Het loon van de vereffenaar van de nalatenschap blijft de gemoederen bezighouden

Een door de rechtbank benoemde vereffenaar van de nalatenschap heeft recht op loon. Op grond van artikel 4:206 lid 3 BW wordt het loon door de kantonrechter vastgesteld vóór het opmaken van de uitdelingslijst. Is er een rechter-commissaris benoemd op grond van artikel 4:208 lid 1 BW, dan beslist de rechter-commissaris over het loon (artikel 4:208 lid 2 sub a BW). Over het loon van de vereffenaar bestaat – ondanks het feit dat de erfrechtelijke vereffenaar van de nalatenschap dit jaar maar liefst zijn 20 jarig jubileum viert – nog steeds een aantal onduidelijkheden. Hoe werkt de vaststelling van het loon van de vereffenaar bijvoorbeeld bij een positieve nalatenschap? En wat is het toetsingskader bij de vaststelling van het loon? In dit artikel belichten we voor u nog eens de meest actuele onderwerpen over het loon van de vereffenaar van de nalatenschap, met name in het licht van een recente uitspraak van de rechtbank Den Haag van 17 maart 2023.

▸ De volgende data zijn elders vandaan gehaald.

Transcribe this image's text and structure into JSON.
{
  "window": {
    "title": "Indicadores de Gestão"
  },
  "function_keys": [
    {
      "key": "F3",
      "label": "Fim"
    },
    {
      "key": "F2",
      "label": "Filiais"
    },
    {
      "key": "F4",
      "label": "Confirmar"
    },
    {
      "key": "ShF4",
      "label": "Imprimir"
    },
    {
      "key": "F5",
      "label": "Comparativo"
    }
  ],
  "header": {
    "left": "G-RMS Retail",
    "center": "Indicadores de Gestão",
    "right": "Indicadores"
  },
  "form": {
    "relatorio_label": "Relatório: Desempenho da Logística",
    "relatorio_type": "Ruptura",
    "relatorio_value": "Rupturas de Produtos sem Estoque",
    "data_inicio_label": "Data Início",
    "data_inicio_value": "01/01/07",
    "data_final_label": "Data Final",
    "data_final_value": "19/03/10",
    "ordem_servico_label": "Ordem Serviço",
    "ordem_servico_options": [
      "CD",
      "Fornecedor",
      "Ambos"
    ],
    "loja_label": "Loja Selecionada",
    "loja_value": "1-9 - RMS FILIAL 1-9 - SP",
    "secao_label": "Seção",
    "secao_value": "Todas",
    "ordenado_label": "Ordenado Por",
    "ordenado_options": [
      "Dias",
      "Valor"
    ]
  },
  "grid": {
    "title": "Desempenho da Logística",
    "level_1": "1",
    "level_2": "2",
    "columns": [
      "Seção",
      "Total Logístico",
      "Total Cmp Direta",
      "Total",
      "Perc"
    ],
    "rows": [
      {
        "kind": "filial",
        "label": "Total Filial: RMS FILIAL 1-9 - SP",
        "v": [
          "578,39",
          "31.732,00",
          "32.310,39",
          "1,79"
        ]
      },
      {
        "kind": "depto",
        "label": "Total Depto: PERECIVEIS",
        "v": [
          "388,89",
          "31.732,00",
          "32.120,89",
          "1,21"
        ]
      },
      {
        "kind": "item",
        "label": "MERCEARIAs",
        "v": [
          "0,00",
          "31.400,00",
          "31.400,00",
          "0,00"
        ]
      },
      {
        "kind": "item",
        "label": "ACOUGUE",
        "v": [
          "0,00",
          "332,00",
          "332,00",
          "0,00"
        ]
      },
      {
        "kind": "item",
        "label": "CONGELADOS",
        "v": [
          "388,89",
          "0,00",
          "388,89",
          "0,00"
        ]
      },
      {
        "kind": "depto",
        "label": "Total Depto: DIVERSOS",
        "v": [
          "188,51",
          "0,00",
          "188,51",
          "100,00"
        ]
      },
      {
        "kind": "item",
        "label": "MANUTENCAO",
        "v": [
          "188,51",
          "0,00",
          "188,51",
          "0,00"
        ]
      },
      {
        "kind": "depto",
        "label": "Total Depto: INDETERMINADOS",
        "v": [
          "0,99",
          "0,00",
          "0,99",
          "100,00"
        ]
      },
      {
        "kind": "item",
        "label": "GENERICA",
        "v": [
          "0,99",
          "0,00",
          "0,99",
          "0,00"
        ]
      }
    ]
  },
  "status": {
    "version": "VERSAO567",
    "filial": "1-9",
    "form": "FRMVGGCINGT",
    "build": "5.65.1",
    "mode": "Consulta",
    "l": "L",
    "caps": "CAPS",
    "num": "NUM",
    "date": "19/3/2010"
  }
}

Inspraak erfgenamen bij vaststelling loon vereffenaar

De kantonrechter stelt het loon van de vereffenaar vast, na een daartoe strekkend verzoek van de vereffenaar. De onderbouwing van het salarisverzoek van de vereffenaar moet voldoen aan de Recofa-richtlijnen, die de Richtlijnen Vereffening nalatenschappen van overeenkomstige toepassing verklaren. In hoeverre zijn de erfgenamen in deze procedure belanghebbenden? De wet creëert geen expliciete mogelijkheid voor erfgenamen om als belanghebbende te worden gehoord bij de vaststelling van het loon van de vereffenaar.  Volgens zowel het hof Den Haag (20 juni 2018, ECLI:NL:GHDHA:2018:1678) als het hof ’s-Hertogenbosch (25 maart 2021, ECLI:NL:GHSHE:2021:922) kunnen erfgenamen in de procedure van artikel 4:206 lid 3 BW niet als belanghebbenden worden gehoord. Hoogstens kunnen eventuele bezwaren als informatie/inlichtingen dienen voor de kantonrechter. Betekent dit dan dat erfgenamen geen enkele mogelijkheid hebben om op te komen tegen  het loon van de vereffenaar? Voor het antwoord op deze vraag dienen we onderscheid te maken tussen een negatieve en positieve nalatenschap. Een en ander wordt hieronder nader uiteengezet.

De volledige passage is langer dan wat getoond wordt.